We did these delightful hat puzzles, talking about how different professions wear different hats. Then, I thought it would be fun to end by telling the Caps for Sale story again but this time with story bracelets. Elin blogged about them here; they "bought" pipe cleaners and beads for 2 cents and then I walked them back through the story, using different beads to represent a person, thing, or event. I knew this might be a little complicated for the group. I already had the beads divided into individual bowls and had them look for each bead as we got to it in the story. Perhaps I should have kept all the beads myself and handed each out at the appropriate part in the story? It worked out as it was; the younger two charged ahead and started stringing the beads in any order as I talked through the monkey tale once more. The older two somewhat followed along with me, pulling out the beads as I talked about them but not necessarily waiting to string them in the right order. No worries: the kids seemed to enjoy the activity, everyone was able to string the beads, and it provided an opportunity to talk about letters, colors, and symbols. Here's the gist of the story.

To cap it all off (see what I did there?), we decorated dollar store caps. I was going for an open-ended, simple craft. They bedazzled their hats with gems, feathers, pom-poms, and buttons while I scurried around hot gluing the treasures into place. I ditched the fabric paint last minute; we were short on time, and I felt under-prepared to prevent painting their clothes along with the hats.

I had a great time with the peddler, his caps, and some monkey business. I hope the kids did, too.

Caps for Sale Story Bracelet

Once there was a peddler (“P” bead) who sold caps. First he had his own checked cap, then the gray caps (gray bead), brown caps (brown bead), blue caps (blue bead), and red caps on the very top (red bead). He walked up and down the streets calling “Caps! Caps for sale! Fifty cents a cap!” One day he couldn’t sell any caps and went for a walk in the country until he came to a nice big tree (green, leafy bead). “That’s a nice place for a rest,” thought he. So he went to sleep (“Z” bead). But when he woke up, all his caps were gone except his own checked cap (“O” bead… as in zero caps. Too much of a stretch?). He looked into the tree. And what do you think he saw? On every branch sat a monkey and on every monkey was a cap (“M” bead). 

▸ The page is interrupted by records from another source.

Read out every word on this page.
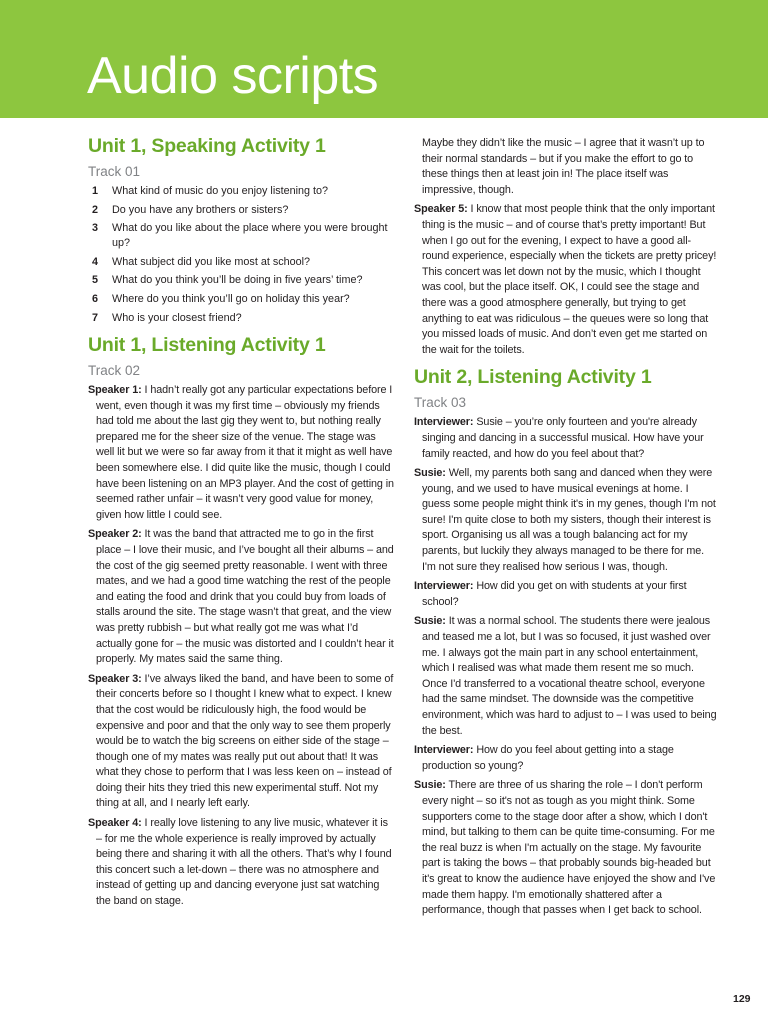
Audio scripts
Unit 1, Speaking Activity 1
Track 01
1 What kind of music do you enjoy listening to?
2 Do you have any brothers or sisters?
3 What do you like about the place where you were brought up?
4 What subject did you like most at school?
5 What do you think you’ll be doing in five years’ time?
6 Where do you think you’ll go on holiday this year?
7 Who is your closest friend?
Unit 1, Listening Activity 1
Track 02

Speaker 1: I hadn’t really got any particular expectations before I went, even though it was my first time – obviously my friends had told me about the last gig they went to, but nothing really prepared me for the sheer size of the venue. The stage was well lit but we were so far away from it that it might as well have been somewhere else. I did quite like the music, though I could have been listening on an MP3 player. And the cost of getting in seemed rather unfair – it wasn’t very good value for money, given how little I could see.

Speaker 2: It was the band that attracted me to go in the first place – I love their music, and I’ve bought all their albums – and the cost of the gig seemed pretty reasonable. I went with three mates, and we had a good time watching the rest of the people and eating the food and drink that you could buy from loads of stalls around the site. The stage wasn’t that great, and the view was pretty rubbish – but what really got me was what I’d actually gone for – the music was distorted and I couldn’t hear it properly. My mates said the same thing.

Speaker 3: I’ve always liked the band, and have been to some of their concerts before so I thought I knew what to expect. I knew that the cost would be ridiculously high, the food would be expensive and poor and that the only way to see them properly would be to watch the big screens on either side of the stage – though one of my mates was really put out about that! It was what they chose to perform that I was less keen on – instead of doing their hits they tried this new experimental stuff. Not my thing at all, and I nearly left early.

Speaker 4: I really love listening to any live music, whatever it is – for me the whole experience is really improved by actually being there and sharing it with all the others. That’s why I found this concert such a let-down – there was no atmosphere and instead of getting up and dancing everyone just sat watching the band on stage.

Maybe they didn’t like the music – I agree that it wasn’t up to their normal standards – but if you make the effort to go to these things then at least join in! The place itself was impressive, though.

Speaker 5: I know that most people think that the only important thing is the music – and of course that’s pretty important! But when I go out for the evening, I expect to have a good all-round experience, especially when the tickets are pretty pricey! This concert was let down not by the music, which I thought was cool, but the place itself. OK, I could see the stage and there was a good atmosphere generally, but trying to get anything to eat was ridiculous – the queues were so long that you missed loads of music. And don’t even get me started on the wait for the toilets.

Unit 2, Listening Activity 1
Track 03

Interviewer: Susie – you’re only fourteen and you're already singing and dancing in a successful musical. How have your family reacted, and how do you feel about that?

Susie: Well, my parents both sang and danced when they were young, and we used to have musical evenings at home. I guess some people might think it's in my genes, though I'm not sure! I'm quite close to both my sisters, though their interest is sport. Organising us all was a tough balancing act for my parents, but luckily they always managed to be there for me. I'm not sure they realised how serious I was, though.

Interviewer: How did you get on with students at your first school?

Susie: It was a normal school. The students there were jealous and teased me a lot, but I was so focused, it just washed over me. I always got the main part in any school entertainment, which I realised was what made them resent me so much. Once I'd transferred to a vocational theatre school, everyone had the same mindset. The downside was the competitive environment, which was hard to adjust to – I was used to being the best.

Interviewer: How do you feel about getting into a stage production so young?

Susie: There are three of us sharing the role – I don't perform every night – so it's not as tough as you might think. Some supporters come to the stage door after a show, which I don't mind, but talking to them can be quite time-consuming. For me the real buzz is when I'm actually on the stage. My favourite part is taking the bows – that probably sounds big-headed but it's great to know the audience have enjoyed the show and I've made them happy. I'm emotionally shattered after a performance, though that passes when I get back to school.

129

The peddler shook his finger at the monkeys (index finger bead). “You monkeys, you, you give me back my caps.” But the monkeys only shook their fingers back at him and said, “tsz, tsz, tsz.”  This made the peddler angry, so he shook his hands at them (fist bead) and said, “You monkeys, you!  You give me back my caps.” But the monkeys only shook their hands back at him and said, “tsz, tsz, tsz.” This made the peddler very angry, so he stamped his feet at them (foot bead) and said, “You monkeys, you!  You give must give me back my caps!” But the monkeys only shook their hands back at him and said, “tsz, tsz, tsz.”

The peddler was so angry (“P” bead) that he took off his own cap, threw it on the ground, and began to walk away. But then, all the monkeys (“M” bead) took their caps and threw them out of the tree. So, the peddler (“P” bead) picked up the caps and began to stack them on his head: first own checked cap, then the gray caps (gray bead), brown caps (brown bead), blue caps (blue bead), and red caps on the very top (red bead). Very slowly, he walked back to town calling, “Caps! Caps for sale! Fifty cents a cap!”

(SourPatch's bracelet with creative ordering. I apparently didn't keep my original bracelet that followed the story sequentially. Sorry!)